Prior to the trip, Olson said the students learn about the water cycle and how what you do to your front yard affects the Sound and other bodies of water.
“The message is about the watershed and how all of us contribute,” she said.
However, due to financial constraints this year, Olson said the school did not send students on the cruise.
“It costs $35 a kid, and usually the parents have had to come up with the money,” she said.
However, Olson recently learned that she was awarded a $5,000 grant she applied for, which she hopes will cover the cost of the trip for the next two years, if they charge parents a very small fee.
“At $35 a student, if we sent 100 kids, that would cost $3,500,” she said. “But if we charge each student $2, or $5, that might save us enough to pay for two years instead of one.”

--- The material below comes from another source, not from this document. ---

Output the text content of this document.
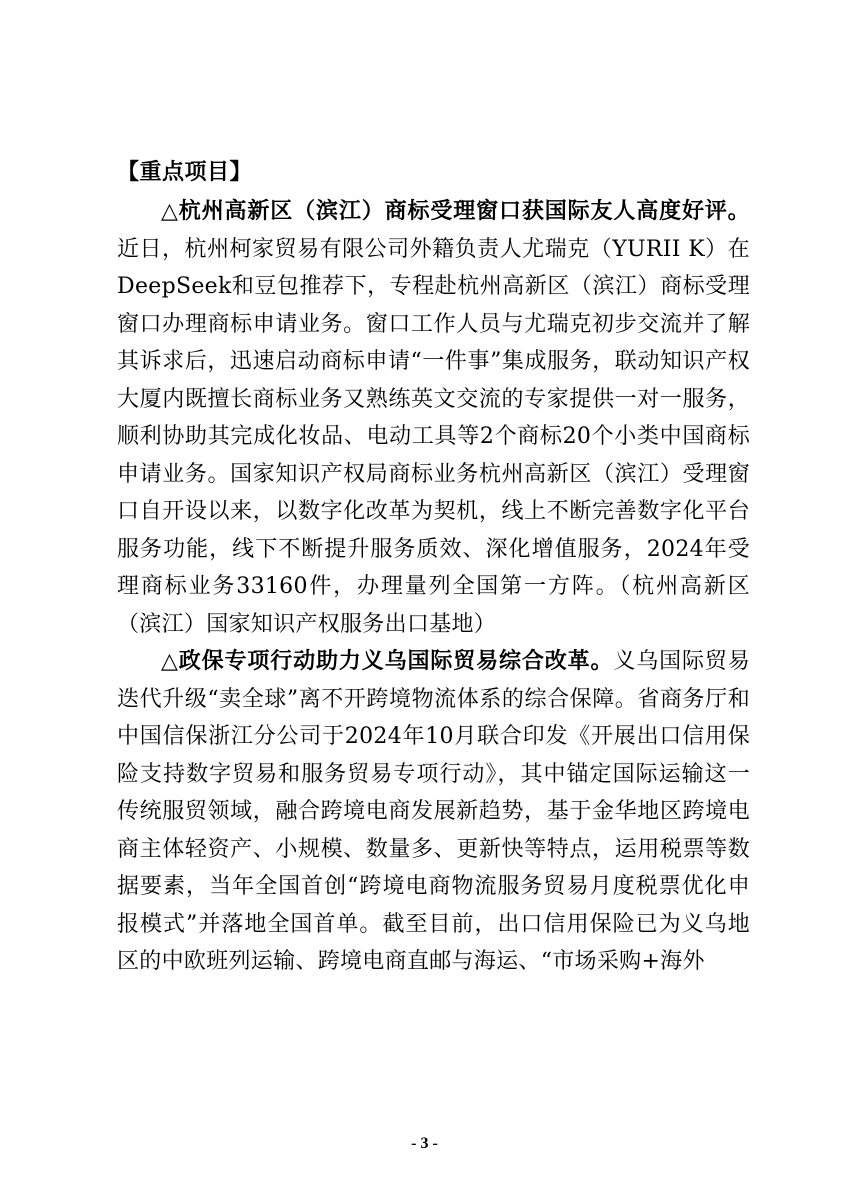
【重点项目】

△杭州高新区（滨江）商标受理窗口获国际友人高度好评。近日，杭州柯家贸易有限公司外籍负责人尤瑞克（YURII K）在DeepSeek和豆包推荐下，专程赴杭州高新区（滨江）商标受理窗口办理商标申请业务。窗口工作人员与尤瑞克初步交流并了解其诉求后，迅速启动商标申请“一件事”集成服务，联动知识产权大厦内既擅长商标业务又熟练英文交流的专家提供一对一服务，顺利协助其完成化妆品、电动工具等2个商标20个小类中国商标申请业务。国家知识产权局商标业务杭州高新区（滨江）受理窗口自开设以来，以数字化改革为契机，线上不断完善数字化平台服务功能，线下不断提升服务质效、深化增值服务，2024年受理商标业务33160件，办理量列全国第一方阵。（杭州高新区（滨江）国家知识产权服务出口基地）

△政保专项行动助力义乌国际贸易综合改革。义乌国际贸易迭代升级“卖全球”离不开跨境物流体系的综合保障。省商务厅和中国信保浙江分公司于2024年10月联合印发《开展出口信用保险支持数字贸易和服务贸易专项行动》，其中锚定国际运输这一传统服贸领域，融合跨境电商发展新趋势，基于金华地区跨境电商主体轻资产、小规模、数量多、更新快等特点，运用税票等数据要素，当年全国首创“跨境电商物流服务贸易月度税票优化申报模式”并落地全国首单。截至目前，出口信用保险已为义乌地区的中欧班列运输、跨境电商直邮与海运、“市场采购+海外

- 3 -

The grant is being provided by the Royal Bank of Canada’s Blue Water Project, which RBC describes as “a wide-ranging, multi-year program to help foster a culture of water stewardship (and) create a ‘blue water future’ of sustainable water resources worldwide.”
The first phase of the project is a grant program that will $50 million over 10 years.
RBC said Orchard Heights was chosen to receive the money because of its “shared commitment to protect watersheds,” and its shared belief “that when students learn at an early age the importance of their role to the health of the watersheds, they are more likely to become responsible stewards as adults.”
Olson said she being applying for multiple environmental grants, and still hopes to receive one that will help the school pay for the weeklong “outdoor school” in the Olympic National Park that her students also attend.
“This year, all of our money went to the outdoor school,” she said, explaining that the students hold several fundraisers throughout the year — car washes, pizza sales — to raise money to be able to attend the program.